Marshall, Eric Stewart

Alias: None

Title: Dr

Rank: Major (Royal Army Medical Corps)

Dates: 1879-1963

Nationality: British

Awards: Polar Medal (silver); Military Cross

Eric Stewart Marshall was born on 29 May 1879 in Hampstead, London. He was educated at Monckton Combe School and then read medicine at Emmanuel College, Cambridge. He continued his medical studies at St Bartholomew's Hospital, London, qualifying in 1906.

Marshall joined the British Antarctic Expedition 1907-09 (Nimrod) as surgeon and cartographer with the shore party. He was a member of the party making the first ascent of Mount Erebus, which reached the summit 10 March 1908. He was also a member of the Southern Party, led by Shackleton, which set out on 29 October 1908 with the aim of reaching the South Pole, getting as far as 88°23' S. During the return journey, Marshall saved the lives of the party by struggling on to a food depot when the others were too exhausted to move.

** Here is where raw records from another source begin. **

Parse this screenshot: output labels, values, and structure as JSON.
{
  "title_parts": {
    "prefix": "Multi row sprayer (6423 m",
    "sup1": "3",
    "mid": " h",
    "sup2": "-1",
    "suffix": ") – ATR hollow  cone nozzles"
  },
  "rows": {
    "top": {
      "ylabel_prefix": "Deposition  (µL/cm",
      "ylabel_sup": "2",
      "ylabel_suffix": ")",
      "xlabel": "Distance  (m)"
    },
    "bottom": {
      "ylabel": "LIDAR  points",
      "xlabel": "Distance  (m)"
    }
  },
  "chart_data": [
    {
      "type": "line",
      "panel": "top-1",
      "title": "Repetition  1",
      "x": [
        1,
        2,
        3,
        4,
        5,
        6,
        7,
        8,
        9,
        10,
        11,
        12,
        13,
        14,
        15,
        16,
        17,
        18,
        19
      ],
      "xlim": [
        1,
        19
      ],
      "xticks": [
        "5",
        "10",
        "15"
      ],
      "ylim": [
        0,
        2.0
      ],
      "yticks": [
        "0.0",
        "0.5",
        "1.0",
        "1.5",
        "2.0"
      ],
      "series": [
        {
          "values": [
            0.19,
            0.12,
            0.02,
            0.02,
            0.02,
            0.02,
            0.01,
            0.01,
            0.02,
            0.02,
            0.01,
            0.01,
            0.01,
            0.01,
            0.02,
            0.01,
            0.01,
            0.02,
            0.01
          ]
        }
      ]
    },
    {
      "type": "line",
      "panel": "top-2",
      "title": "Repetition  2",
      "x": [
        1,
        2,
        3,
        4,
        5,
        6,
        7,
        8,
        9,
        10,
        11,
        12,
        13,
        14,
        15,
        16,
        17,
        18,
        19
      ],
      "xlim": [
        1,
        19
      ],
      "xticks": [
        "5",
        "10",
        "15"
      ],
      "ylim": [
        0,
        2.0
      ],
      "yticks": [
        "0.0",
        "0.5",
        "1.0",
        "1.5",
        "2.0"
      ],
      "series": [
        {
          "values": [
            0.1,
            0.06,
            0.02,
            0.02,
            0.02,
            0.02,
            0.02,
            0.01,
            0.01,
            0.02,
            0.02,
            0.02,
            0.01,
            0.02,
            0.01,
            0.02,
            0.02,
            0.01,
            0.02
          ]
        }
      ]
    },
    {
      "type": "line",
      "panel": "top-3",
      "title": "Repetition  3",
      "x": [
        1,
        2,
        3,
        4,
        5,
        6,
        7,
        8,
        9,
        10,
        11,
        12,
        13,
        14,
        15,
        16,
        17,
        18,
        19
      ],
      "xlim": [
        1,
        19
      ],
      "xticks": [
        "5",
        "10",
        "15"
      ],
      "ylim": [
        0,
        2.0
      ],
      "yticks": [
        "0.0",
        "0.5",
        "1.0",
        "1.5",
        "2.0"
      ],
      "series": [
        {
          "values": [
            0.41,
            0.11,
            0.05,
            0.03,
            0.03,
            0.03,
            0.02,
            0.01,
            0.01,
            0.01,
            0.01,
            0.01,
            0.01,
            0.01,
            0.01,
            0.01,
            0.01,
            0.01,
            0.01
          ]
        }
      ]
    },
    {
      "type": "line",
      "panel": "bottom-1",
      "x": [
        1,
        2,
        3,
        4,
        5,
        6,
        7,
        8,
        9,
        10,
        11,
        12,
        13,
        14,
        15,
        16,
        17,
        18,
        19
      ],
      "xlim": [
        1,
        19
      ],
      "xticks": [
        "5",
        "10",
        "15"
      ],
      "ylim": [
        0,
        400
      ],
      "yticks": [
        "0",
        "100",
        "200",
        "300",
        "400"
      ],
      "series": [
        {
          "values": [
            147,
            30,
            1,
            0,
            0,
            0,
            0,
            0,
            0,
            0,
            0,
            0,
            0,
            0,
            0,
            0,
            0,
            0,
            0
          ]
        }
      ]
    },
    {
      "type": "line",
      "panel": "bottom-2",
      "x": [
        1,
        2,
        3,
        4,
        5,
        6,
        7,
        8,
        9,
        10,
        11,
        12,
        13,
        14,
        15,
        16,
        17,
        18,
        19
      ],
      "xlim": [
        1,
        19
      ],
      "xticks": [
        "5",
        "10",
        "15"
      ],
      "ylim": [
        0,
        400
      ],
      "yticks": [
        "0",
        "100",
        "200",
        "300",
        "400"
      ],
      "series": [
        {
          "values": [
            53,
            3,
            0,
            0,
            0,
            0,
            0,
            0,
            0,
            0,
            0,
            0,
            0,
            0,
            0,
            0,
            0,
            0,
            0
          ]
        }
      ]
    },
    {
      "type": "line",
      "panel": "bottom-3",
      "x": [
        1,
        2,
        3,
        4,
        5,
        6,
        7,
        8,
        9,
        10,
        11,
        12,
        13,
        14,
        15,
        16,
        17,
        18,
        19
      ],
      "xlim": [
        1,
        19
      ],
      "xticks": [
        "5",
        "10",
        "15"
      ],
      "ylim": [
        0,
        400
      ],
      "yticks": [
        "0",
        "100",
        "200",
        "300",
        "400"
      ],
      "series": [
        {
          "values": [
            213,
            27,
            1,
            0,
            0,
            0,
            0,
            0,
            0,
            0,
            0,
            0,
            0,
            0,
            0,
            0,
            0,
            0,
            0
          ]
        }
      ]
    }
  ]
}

In 1909-11, Marshall was medical officer on a British Ornithologists' Union expedition to New Guinea which ended in disaster, with 23 of the 24 members dying from malaria or beri-beri and Marshall the sole survivor. Marshall went on to research nutritional deficiency diseases, and had a successful a military career. He served with distinction in the Royal Army Medical Corps during World War I, joining as a Lieutenant and quickly rising up the ranks to Major. He joined up again during World War II, reaching the rank of Lieutenant Colonel.

Marshall married Enid in 1922. He farmed in Kenya for a while, and after World War II became a medical officer for the Ministry of Pensions. He retired to the Isle of Wight, and died on 26 February 1963.

Marshall was awarded both a Polar Medal and a Military Cross. His feat as one of four men who reached Shackleton's Farthest South, within 97 miles of the South Pole, is commemorated by the Marshall Mountains 84°37' S 164°30' E. His elder brother, Edward Hillis Marshall, served with the Discovery Expeditions 1925-27 and 1929-31.